Beberapa penelitian-penelitian yang dilakukan terhadap teks Buddhis terdapat empat
perkembangan sastra yaitu (1) tahap pertapa (filsafat), (2) tahap monastik (disiplin), tahap
moralistik (keagamaan), dan tahap legenda (komentar) (Sn.iv). Pada perkembangannya
masyarakat Buddhis mencakup tujuh kelompok, yaitu bhikkhu, bhikkhuni, sikkhamana,
samanera, samaneri, upasaka, dan upasika. Semakin banyaknya komunitas anggota Sangha dan
para pengikut-Nya (perumah tangga), yang menjadi pertanyaan bagaimana Buddha mengatur
kelompok orang yang besar?. Cara Buddha mengatur kelompok orang yang besar dan cara
pendekatan:
1. Persamaan di dalam Dharma
Buddha mengajarkan bahwa semua makhluk mempunyai benih kebuddhaan dan semua
manusia saling berhubungan yang tak dapat dipisah-pisahkan satu sama yang lain. Pada
hakekatnya-Nya, ajaran Buddha membuka sistem kasta pada masyarakat India pada waktu itu.
Beliau menyebutkan bahwa semua hal bersumber dari sebab dan akibat, tidak diciptakan oleh
dewa atau Tuhan. Kebenaran tergantung pada empat kebenaran mulia dan tiga perlindungan.

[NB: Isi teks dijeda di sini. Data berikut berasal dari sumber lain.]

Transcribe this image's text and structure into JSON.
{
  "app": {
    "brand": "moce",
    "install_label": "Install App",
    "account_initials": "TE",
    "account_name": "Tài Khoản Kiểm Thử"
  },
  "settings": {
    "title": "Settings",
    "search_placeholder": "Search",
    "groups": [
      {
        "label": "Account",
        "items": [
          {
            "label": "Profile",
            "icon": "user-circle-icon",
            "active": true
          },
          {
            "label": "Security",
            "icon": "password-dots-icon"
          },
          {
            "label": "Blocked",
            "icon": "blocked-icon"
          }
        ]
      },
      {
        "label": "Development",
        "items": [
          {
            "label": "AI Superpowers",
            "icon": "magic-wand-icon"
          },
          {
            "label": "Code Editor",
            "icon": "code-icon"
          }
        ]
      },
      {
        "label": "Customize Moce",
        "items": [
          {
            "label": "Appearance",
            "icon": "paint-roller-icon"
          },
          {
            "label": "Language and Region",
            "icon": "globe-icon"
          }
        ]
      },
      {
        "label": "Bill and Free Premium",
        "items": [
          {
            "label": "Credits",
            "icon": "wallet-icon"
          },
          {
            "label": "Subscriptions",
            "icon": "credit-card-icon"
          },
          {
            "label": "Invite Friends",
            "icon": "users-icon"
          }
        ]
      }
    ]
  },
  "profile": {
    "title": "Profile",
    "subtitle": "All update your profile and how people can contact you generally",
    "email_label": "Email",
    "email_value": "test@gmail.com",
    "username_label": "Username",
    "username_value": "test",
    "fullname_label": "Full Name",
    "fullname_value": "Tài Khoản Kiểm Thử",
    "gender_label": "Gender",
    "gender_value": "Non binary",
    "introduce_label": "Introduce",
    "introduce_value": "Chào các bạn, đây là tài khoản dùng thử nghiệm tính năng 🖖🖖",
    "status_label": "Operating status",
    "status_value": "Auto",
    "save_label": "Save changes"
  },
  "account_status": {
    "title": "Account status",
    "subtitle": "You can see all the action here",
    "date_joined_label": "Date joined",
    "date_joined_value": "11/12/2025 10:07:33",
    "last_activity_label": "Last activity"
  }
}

Buddha sering memberikan komentar bahwa Buddha sendiri adalah bagian dari Sangha, dan
Beliau tidak memerintah, Dharma yang memerintah. Buddha tidak pernah menyatakan dirinya
sebagai “pemimpin”, melainkan kebenaranlah sebagai pemimpinnya. Komunitas Sangha
dipimpin oleh anggota, yang patuh pada nilai-nilai moral. Ketika memasuki Sangha masing-
masing harus menanggalkan terlebih dahulu status sosial, kekayaan, ketenaran, dan perlakuan
khusus. Perbedaan anggota hanyalah dalam langkah pemahaman internal. Operasional
menyangkut komunitas Sangha didasarkan pada rasa saling menghormati, cinta kasih, dan
senioritas. Apabila muncul perselisihan, tujuh aturan perdamaian, dibuat oleh Buddha untuk
didjadikan pedoman mengatasi konflik.
2. Kepeminpinan Desentralisasi
Buddha sebagai pemimpin komunitas Sangha, memimpin dengan menetapkan aturan,
ajaran bagi kelompok. Beliau memilih para bhikkhu, bhikkhuni yang memiliki pengetahuan
dan sila untuk menjadi pembimbing berhubungan dengan vihara guna mengajarkan Dharma
dan vinaya. Diantaranya, memilih yang lebih tua menjadi penasehat, memberikan petunjuk,
dan memonitor kemajuan vihara dibawah pengawasannya.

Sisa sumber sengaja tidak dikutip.